Why Reinforcement Learning Will Eat White-Collar Work & Frontier Labs Are the ONLY Ones at the Table
Sholto Douglas and Trenton Bricken, two Anthropic engineers, were on a recent Dwarkesh Patel episode; where they talked about how AI research labs do reinforcement learning on frontier models to automate white collar jobs. The idea behind Reinforcement Learning is: give models data on a specific job function, let them try to accomplish different job tasks (often those with verifiable rewards), get feedback and iterate. Sholto even said:
"Even if you need to hand-spoon every single task to the model, it's like economically worthwhile to do so."
With Dario's 50% estimate of white collar job loss by 2027 in mind, things start to get real. The TAM of all white-collar salaries is so astronomically high that the CapEx to automate it is completely justified. This is why labs are racing to specialize their models for enterprise. Once a frontier lab can lock in a company like Goldman Sachs; model feedback, data and results form an increasingly relevant moat.*
Why Pre-Training Isn't Enough
Why wasn't dumping all code on Github/internet into pre-training enough to teach models to be good at coding?
*A moat against other frontier labs, who I will argue, through the power of RL, become effectively the only possible incumbents.

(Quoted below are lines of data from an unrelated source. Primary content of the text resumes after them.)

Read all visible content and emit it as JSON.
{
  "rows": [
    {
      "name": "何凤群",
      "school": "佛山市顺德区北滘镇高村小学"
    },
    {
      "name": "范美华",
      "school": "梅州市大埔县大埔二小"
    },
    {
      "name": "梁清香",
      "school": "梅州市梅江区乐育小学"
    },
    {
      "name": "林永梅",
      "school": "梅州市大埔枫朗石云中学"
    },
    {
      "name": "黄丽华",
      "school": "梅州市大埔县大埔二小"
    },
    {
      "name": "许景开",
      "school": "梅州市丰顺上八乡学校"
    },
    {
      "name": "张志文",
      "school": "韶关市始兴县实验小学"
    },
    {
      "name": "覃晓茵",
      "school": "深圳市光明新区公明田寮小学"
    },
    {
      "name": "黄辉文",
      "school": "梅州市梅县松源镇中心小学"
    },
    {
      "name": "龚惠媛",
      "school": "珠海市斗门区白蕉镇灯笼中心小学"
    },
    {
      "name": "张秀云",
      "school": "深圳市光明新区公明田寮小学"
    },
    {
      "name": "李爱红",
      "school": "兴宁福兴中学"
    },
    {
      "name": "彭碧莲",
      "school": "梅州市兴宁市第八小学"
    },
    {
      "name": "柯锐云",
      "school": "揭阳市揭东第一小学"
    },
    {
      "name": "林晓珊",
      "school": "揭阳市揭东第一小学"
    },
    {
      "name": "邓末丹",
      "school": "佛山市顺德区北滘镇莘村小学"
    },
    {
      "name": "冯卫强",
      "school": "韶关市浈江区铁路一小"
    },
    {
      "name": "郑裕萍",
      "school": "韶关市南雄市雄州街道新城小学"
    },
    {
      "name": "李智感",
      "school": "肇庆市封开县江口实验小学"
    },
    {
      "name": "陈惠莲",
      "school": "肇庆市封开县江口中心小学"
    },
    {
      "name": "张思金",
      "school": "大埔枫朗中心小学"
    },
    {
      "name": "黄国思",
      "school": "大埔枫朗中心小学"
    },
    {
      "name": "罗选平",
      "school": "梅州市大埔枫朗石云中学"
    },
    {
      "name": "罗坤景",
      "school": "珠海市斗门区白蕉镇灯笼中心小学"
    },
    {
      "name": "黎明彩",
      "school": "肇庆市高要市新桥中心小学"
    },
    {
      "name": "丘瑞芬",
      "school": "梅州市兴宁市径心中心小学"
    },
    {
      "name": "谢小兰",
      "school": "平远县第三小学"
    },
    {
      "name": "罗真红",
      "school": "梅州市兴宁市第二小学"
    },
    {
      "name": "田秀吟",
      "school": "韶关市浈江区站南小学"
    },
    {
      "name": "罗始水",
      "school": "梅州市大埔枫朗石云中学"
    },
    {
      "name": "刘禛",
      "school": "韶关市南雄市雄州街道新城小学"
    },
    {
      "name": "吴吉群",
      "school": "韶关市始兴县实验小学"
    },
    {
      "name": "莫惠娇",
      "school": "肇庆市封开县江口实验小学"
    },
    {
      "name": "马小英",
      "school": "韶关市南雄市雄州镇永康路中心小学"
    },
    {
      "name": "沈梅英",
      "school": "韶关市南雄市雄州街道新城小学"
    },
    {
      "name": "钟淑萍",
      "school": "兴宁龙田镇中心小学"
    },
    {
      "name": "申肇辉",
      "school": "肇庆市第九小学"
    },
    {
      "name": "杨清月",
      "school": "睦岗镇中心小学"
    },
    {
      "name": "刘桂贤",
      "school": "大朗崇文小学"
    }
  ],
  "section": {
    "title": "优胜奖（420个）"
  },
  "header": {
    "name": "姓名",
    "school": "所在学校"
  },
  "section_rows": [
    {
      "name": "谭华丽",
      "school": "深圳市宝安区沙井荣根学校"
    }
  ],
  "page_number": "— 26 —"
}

Simply looking at vast amounts of code doesn't inherently embed the process of understanding, debugging, and refining code into the model. Iteratively adjusting model weights in a trial & error process, was what ultimately enabled LLMs to learn and generalize coding skills.

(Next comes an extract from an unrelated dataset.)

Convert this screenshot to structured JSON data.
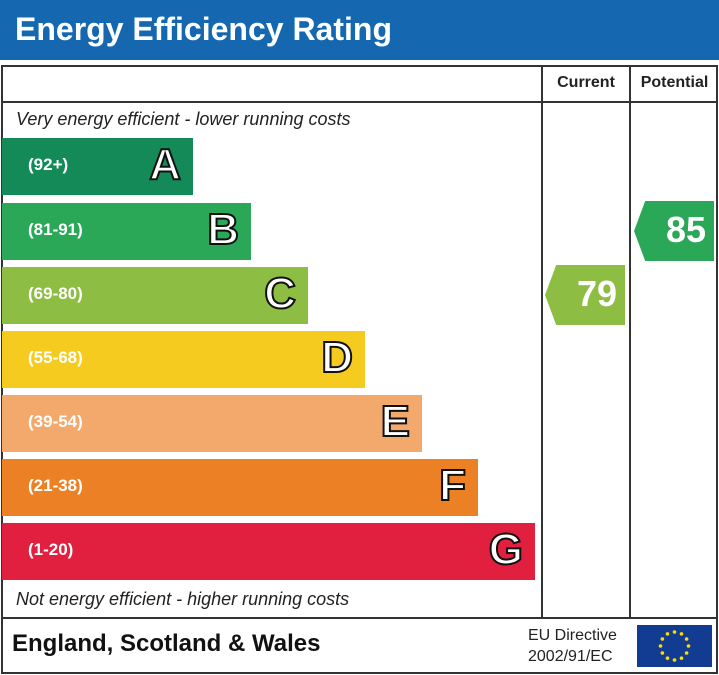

Coding happened to be the first domain where this worked because it has a natural verifiable reward signal — code either runs or it doesn't. The principle still applies universally, but non-verifiable tasks pose more challenges when doing RL at scale.
For simple tasks, the reasoning trace — the sequence of intermediate steps between input and output — closely mirrors paths the model has seen thousands of times in training data. RL forces the model to learn how to navigate rather than where others have already walked.
Prompting and Agentic Scaffolding are Hitting a Ceiling
Prompting essentially guides the initial activation of the model's pre-existing, learned patterns. It's like giving the model a starting point – a particular initial configuration in the latent space, nudging the model to explore a pre-existing area of the latent space that happens to be somewhat aligned with the prompt's goal.
Agentic architectures — tool use, retrieval augmentation, multi-step planning, self-reflection loops — solve real problems: they extend what a model can do in a single inference pass.
But they're orchestration layers. They decide when to call the model and what to feed it, but they don't change what the model is capable of reasoning through. This isn't an argument that prompting and agentic frameworks are useless. They're necessary infrastructure. The agent still needs to know when to use which tool, how to decompose a task, when to escalate.
Enterprise Land Grab
Anthropic has been embedding engineers at Goldman Sachs for six months to create AI agents that handle trade accounting, compliance, and client onboarding. OpenAI is doing the same thing. They've hired over 100 former investment bankers from JPMorgan, Goldman, and Morgan Stanley to write prompts and build financial models for IPOs, restructurings, and other transaction types following Wall Street conventions. If you train AI on institutional knowledge that isn't abundant in public datasets and make the best LLM for financial modeling, worst case you're the go-to model provider for that industry. Best case: you completely automate large amounts of work, which gives you more data, which makes your models better.
Notes
We're getting close to AGI-as-tool which basically is a semantic SAT solver: given an input task description, either find a solution, or return that no solution has been found after N tokens of search. RSI here just looks like 9s + efficiency — doesn't auto imply AGI-as-employee.